Since the bolt grades relate to tensile strength rather than surface hardness, they will be through hardened to meet the grade. Surface hardening makes little difference to tensile strength.
 
Really!

Common fasteners like Cap Screws are NOT HARDENED at all.They are HEAT TREATED to achieve specifications such as tensile strength. Any "hardening" is purely coincidental.
 
Really!

Common fasteners like Cap Screws are NOT HARDENED at all.They are HEAT TREATED to achieve specifications such as tensile strength. Any "hardening" is purely coincidental.

That's just lawyering up. Heat treatment is a process where, through the use of time, temperature and environment, that physical properties of materials are altered. Hardening is just one of them.

Tom
 
Really!

Common fasteners like Cap Screws are NOT HARDENED at all.They are HEAT TREATED to achieve specifications such as tensile strength. Any "hardening" is purely coincidental.


Read what I wrote:angry:

One can harden a steel part by case hardening it. This will have almost no effect on the yield strength of the part. To affect a yield strength increase, one needs to through harden it and the Yield strength increase comes hand-in-hand with the hardening. Yes, the process is via heat treating, but the result is hardening.
 
post holiday blues?or maybe bad gas got you fellows per snickity?
shcs, i call them tuff not hard, i know, i know, not real smart am I?
ha guys, liten up.
Gw
 
I hadn't got any Tabasco sauce, so I made a Bloody Mary with some of the vinegar out of my (dangerous) chilli storage jar. My tongue is twice the size of my mouth and my head's still reeling.

That's my story and I'm drooling to it:bawling::bawling::bawling:
 
Mark

My comment was in support of yours! And directed as a general bit of blather.

"Words are the source of ALL misunderstanding"
 
Come on children, play nice.

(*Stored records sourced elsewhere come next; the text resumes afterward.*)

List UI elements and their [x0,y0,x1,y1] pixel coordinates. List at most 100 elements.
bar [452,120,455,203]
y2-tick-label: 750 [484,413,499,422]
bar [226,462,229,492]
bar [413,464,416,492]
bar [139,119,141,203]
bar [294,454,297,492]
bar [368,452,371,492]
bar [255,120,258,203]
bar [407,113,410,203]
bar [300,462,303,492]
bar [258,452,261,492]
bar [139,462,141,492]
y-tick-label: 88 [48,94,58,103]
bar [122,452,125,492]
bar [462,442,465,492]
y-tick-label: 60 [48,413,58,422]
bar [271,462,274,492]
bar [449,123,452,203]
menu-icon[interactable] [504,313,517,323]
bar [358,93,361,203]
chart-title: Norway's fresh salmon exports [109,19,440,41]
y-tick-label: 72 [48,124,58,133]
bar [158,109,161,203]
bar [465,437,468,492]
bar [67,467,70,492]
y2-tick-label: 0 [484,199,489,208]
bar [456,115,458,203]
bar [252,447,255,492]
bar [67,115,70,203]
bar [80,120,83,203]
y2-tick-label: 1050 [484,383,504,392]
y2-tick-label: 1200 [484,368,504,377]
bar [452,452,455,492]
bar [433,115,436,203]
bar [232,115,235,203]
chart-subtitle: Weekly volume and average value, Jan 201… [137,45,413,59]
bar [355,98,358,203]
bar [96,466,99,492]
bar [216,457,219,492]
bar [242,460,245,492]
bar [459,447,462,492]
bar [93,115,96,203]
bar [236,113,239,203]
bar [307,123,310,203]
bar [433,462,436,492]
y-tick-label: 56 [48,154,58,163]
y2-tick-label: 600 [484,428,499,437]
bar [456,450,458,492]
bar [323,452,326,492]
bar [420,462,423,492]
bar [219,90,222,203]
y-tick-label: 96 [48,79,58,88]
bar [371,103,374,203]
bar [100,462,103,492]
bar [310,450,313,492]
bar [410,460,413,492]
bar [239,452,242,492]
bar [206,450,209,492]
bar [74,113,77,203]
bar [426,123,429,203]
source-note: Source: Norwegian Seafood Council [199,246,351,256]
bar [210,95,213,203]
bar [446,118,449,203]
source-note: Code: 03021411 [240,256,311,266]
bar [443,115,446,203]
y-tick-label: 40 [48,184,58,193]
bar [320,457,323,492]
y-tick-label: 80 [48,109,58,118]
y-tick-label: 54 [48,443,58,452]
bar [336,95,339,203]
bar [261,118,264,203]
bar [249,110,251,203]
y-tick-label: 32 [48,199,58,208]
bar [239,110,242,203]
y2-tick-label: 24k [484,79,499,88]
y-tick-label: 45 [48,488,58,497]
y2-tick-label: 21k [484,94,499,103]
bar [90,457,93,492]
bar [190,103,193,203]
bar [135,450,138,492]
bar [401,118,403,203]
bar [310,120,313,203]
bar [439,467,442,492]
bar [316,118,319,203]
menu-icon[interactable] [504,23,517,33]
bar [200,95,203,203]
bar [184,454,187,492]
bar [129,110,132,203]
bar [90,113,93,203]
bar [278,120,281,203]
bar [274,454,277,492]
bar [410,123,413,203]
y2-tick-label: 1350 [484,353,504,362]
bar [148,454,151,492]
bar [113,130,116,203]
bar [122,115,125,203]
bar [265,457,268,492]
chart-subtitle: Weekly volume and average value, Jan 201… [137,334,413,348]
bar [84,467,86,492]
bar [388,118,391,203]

To answer the original question a little more accurately, steels have various crystalline forms which have various strengths and hardness. In hardening a metal like medium carbon steel, the basic mechanism is heating it to change the structure from one crystal to a different one by heating it to a temperature where a certain crystal type forms, then cooling it so rapidly that it does not have time to change form as it cools, quenching. That normally results in a crystal that has high hardness but is brittle. Tempering is heating it to a lower temperature that allows crystal growth and reduces brittleness and coincidentally hardness, but not high enough for it to revert to the soft state. I am aware of migration to grain boundaries, precipitation, and so on, but this is an attempt to stay simple. So far I have not said anything that most readers don't know. Now the punch line. Quenching cools the surface very quickly and the inner material more slowly so some of the structure will not be locked in the initial state. As you increase the cross section, it will reach a size where the core will stay soft by virtue of slow cooling. The answer to the question is that the bolts are more or less through hardened, but not uniformly and not the same for different sizes. In the sizes we use in our daily lives, this effect is probably not very important, but it is there.

Early metallurgical experimenters measured this quality by heating a chunk of the test metal with enough soak time to have uniform temperature throughout, directing a strong stream of water against one surface, then sectioning it and measuring the hardness at different depths.

A little OT, but interesting is that jet turbine manufacturers regard the grain boundaries as the most likely places for a failure so they heat treat to produce a single grain from one end of the blade to the other.